I came across this video while searching for someone that does ac analysis of NMOS transistor circuits. I ended up giving up (for tonight) and watched the entire video hahaha
great video, really enjoyed listening to you. Next semester I will start my specialization in computers and signal/image processing and I'm hyped about it. greeting from Israel ❤
As someone who just graduated Electrical Engineering, I forgot just how many subjects there were
Finishing up my spring semester of freshman year in EE, there’s some differences in classes, like taking linear algebra this semester, and two semesters of senior design, but it’s interesting how similar it is! Hyped for intro to circuits and electricity and magnetism!
so basicaly dont start a electronics program unless your seriusly intrested and can retain and apply what you learn every 3 or so months without forgetting
I wish I had this so much sooner. EE at my school was so difficult that I eventually changed to IT.
Awesome video, I wish you would do more on what technical electives you took your senior year
So I took my fall semester off and did an internship at NASA KSC, this counted as a technical elective for me. Perhaps I can make a video about my MS level classes which were kinda like electives
Great Video, Considering EE and this gave a massive insight.
To add on one thing: Don’t take EE/CEG if you don’t like it to begin with.

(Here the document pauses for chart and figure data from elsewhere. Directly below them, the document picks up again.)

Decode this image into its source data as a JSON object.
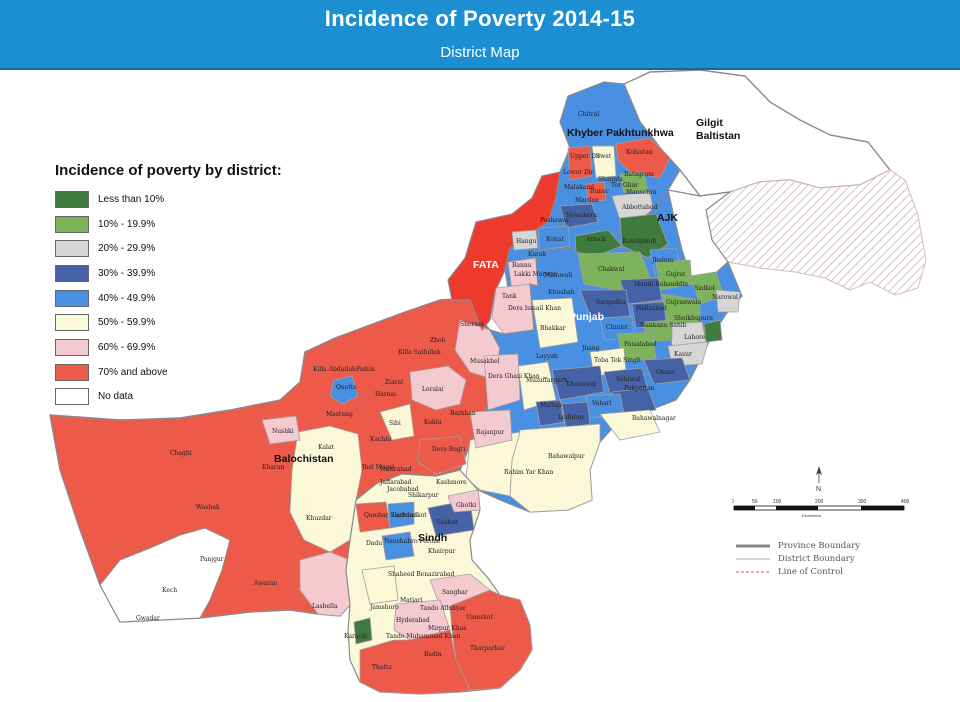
{
  "header": {
    "title": "Incidence of Poverty 2014-15",
    "subtitle": "District Map"
  },
  "legend": {
    "title": "Incidence of poverty by district:",
    "items": [
      {
        "label": "Less than 10%",
        "color": "#3f7a3f"
      },
      {
        "label": "10% - 19.9%",
        "color": "#7db35a"
      },
      {
        "label": "20% - 29.9%",
        "color": "#d6d6d6"
      },
      {
        "label": "30% - 39.9%",
        "color": "#4662a6"
      },
      {
        "label": "40% - 49.9%",
        "color": "#4a90e2"
      },
      {
        "label": "50% - 59.9%",
        "color": "#fbf8d8"
      },
      {
        "label": "60% - 69.9%",
        "color": "#f4c9cf"
      },
      {
        "label": "70% and above",
        "color": "#ee5a4a"
      },
      {
        "label": "No data",
        "color": "#ffffff"
      }
    ]
  },
  "provinces": {
    "khyber": "Khyber Pakhtunkhwa",
    "gilgit_1": "Gilgit",
    "gilgit_2": "Baltistan",
    "ajk": "AJK",
    "fata": "FATA",
    "punjab": "Punjab",
    "balochistan": "Balochistan",
    "sindh": "Sindh"
  },
  "districts": {
    "chitral": "Chitral",
    "kohistan": "Kohistan",
    "upper_dir": "Upper Dir",
    "swat": "Swat",
    "lower_dir": "Lower Dir",
    "shangla": "Shangla",
    "batagram": "Batagram",
    "tor_ghar": "Tor Ghar",
    "malakand": "Malakand",
    "buner": "Buner",
    "mansehra": "Mansehra",
    "mardan": "Mardan",
    "peshawar": "Peshawar",
    "nowshera": "Nowshera",
    "abbottabad": "Abbottabad",
    "attock": "Attock",
    "rawalpindi": "Rawalpindi",
    "kohat": "Kohat",
    "hangu": "Hangu",
    "karak": "Karak",
    "bannu": "Bannu",
    "lakki_marwat": "Lakki Marwat",
    "chakwal": "Chakwal",
    "jhelum": "Jhelum",
    "gujrat": "Gujrat",
    "sialkot": "Sialkot",
    "narowal": "Narowal",
    "mianwali": "Mianwali",
    "khushab": "Khushab",
    "mandi_bahauddin": "Mandi Bahauddin",
    "hafizabad": "Hafizabad",
    "gujranwala": "Gujranwala",
    "sargodha": "Sargodha",
    "sheikhupura": "Sheikhupura",
    "nankana_sahib": "Nankana Sahib",
    "lahore": "Lahore",
    "tank": "Tank",
    "dera_ismail_khan": "Dera Ismail Khan",
    "bhakkar": "Bhakkar",
    "chiniot": "Chiniot",
    "faisalabad": "Faisalabad",
    "kasur": "Kasur",
    "sherani": "Sherani",
    "zhob": "Zhob",
    "killa_saifullah": "Killa Saifullah",
    "killa_abdullah": "Killa Abdullah",
    "pishin": "Pishin",
    "quetta": "Quetta",
    "ziarat": "Ziarat",
    "harnai": "Harnai",
    "loralai": "Loralai",
    "musakhel": "Musakhel",
    "layyah": "Layyah",
    "jhang": "Jhang",
    "toba_tek_singh": "Toba Tek Singh",
    "sahiwal": "Sahiwal",
    "okara": "Okara",
    "pakpattan": "Pakpattan",
    "dera_ghazi_khan": "Dera Ghazi Khan",
    "muzaffargarh": "Muzaffargarh",
    "khanewal": "Khanewal",
    "multan": "Multan",
    "lodhran": "Lodhran",
    "vehari": "Vehari",
    "bahawalnagar": "Bahawalnagar",
    "mastung": "Mastung",
    "nushki": "Nushki",
    "sibi": "Sibi",
    "kohlu": "Kohlu",
    "barkhan": "Barkhan",
    "kachhi": "Kachhi",
    "dera_bugti": "Dera Bugti",
    "rajanpur": "Rajanpur",
    "chaghi": "Chaghi",
    "kharan": "Kharan",
    "kalat": "Kalat",
    "jhal_magsi": "Jhal Magsi",
    "nasirabad": "Nasirabad",
    "jaffarabad": "Jaffarabad",
    "jacobabad": "Jacobabad",
    "kashmore": "Kashmore",
    "shikarpur": "Shikarpur",
    "bahawalpur": "Bahawalpur",
    "rahim_yar_khan": "Rahim Yar Khan",
    "washuk": "Washuk",
    "khuzdar": "Khuzdar",
    "qambar_shahdadkot": "Qambar Shahdadkot",
    "larkana": "Larkana",
    "ghotki": "Ghotki",
    "sukkur": "Sukkur",
    "dadu": "Dadu",
    "naushahro_feroze": "Naushahro Feroze",
    "khairpur": "Khairpur",
    "panjgur": "Panjgur",
    "kech": "Kech",
    "gwadar": "Gwadar",
    "awaran": "Awaran",
    "shaheed_benazirabad": "Shaheed Benazirabad",
    "sanghar": "Sanghar",
    "jamshoro": "Jamshoro",
    "matiari": "Matiari",
    "tando_allahyar": "Tando Allahyar",
    "hyderabad": "Hyderabad",
    "tando_muhammad_khan": "Tando Muhammad Khan",
    "mirpur_khas": "Mirpur Khas",
    "umerkot": "Umerkot",
    "lasbella": "Lasbella",
    "karachi": "Karachi",
    "thatta": "Thatta",
    "badin": "Badin",
    "tharparkar": "Tharparkar"
  },
  "compass": {
    "north": "N"
  },
  "scale": {
    "ticks": [
      "0",
      "50",
      "100",
      "200",
      "300",
      "400"
    ],
    "unit": "Kilometers"
  },
  "boundary_key": {
    "province": "Province Boundary",
    "district": "District Boundary",
    "line_of_control": "Line of Control"
  }
}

I’ve just finished my 4 years and hated it. Trust me, 4 years of doing something you dont like is hell on earth
One day you'll get a job and find out it is 40 years of doing something you don't like.
@@stargazer7644 or never work a day in ur life
Great overview Ali! Thanks for packing all this information with pretty good examples in just 26 minutes of video!
thank you very much!
ain't gonna lie this made me feel that i'm so much ahead even tho university is an unknown subject for me
Shocking! One should take linear algebra prior to Calc 3 and ODE, take it currently with Calc 2. I am a retired commercial system software developer with a mathematics degree, tutoring college mathematics and physics.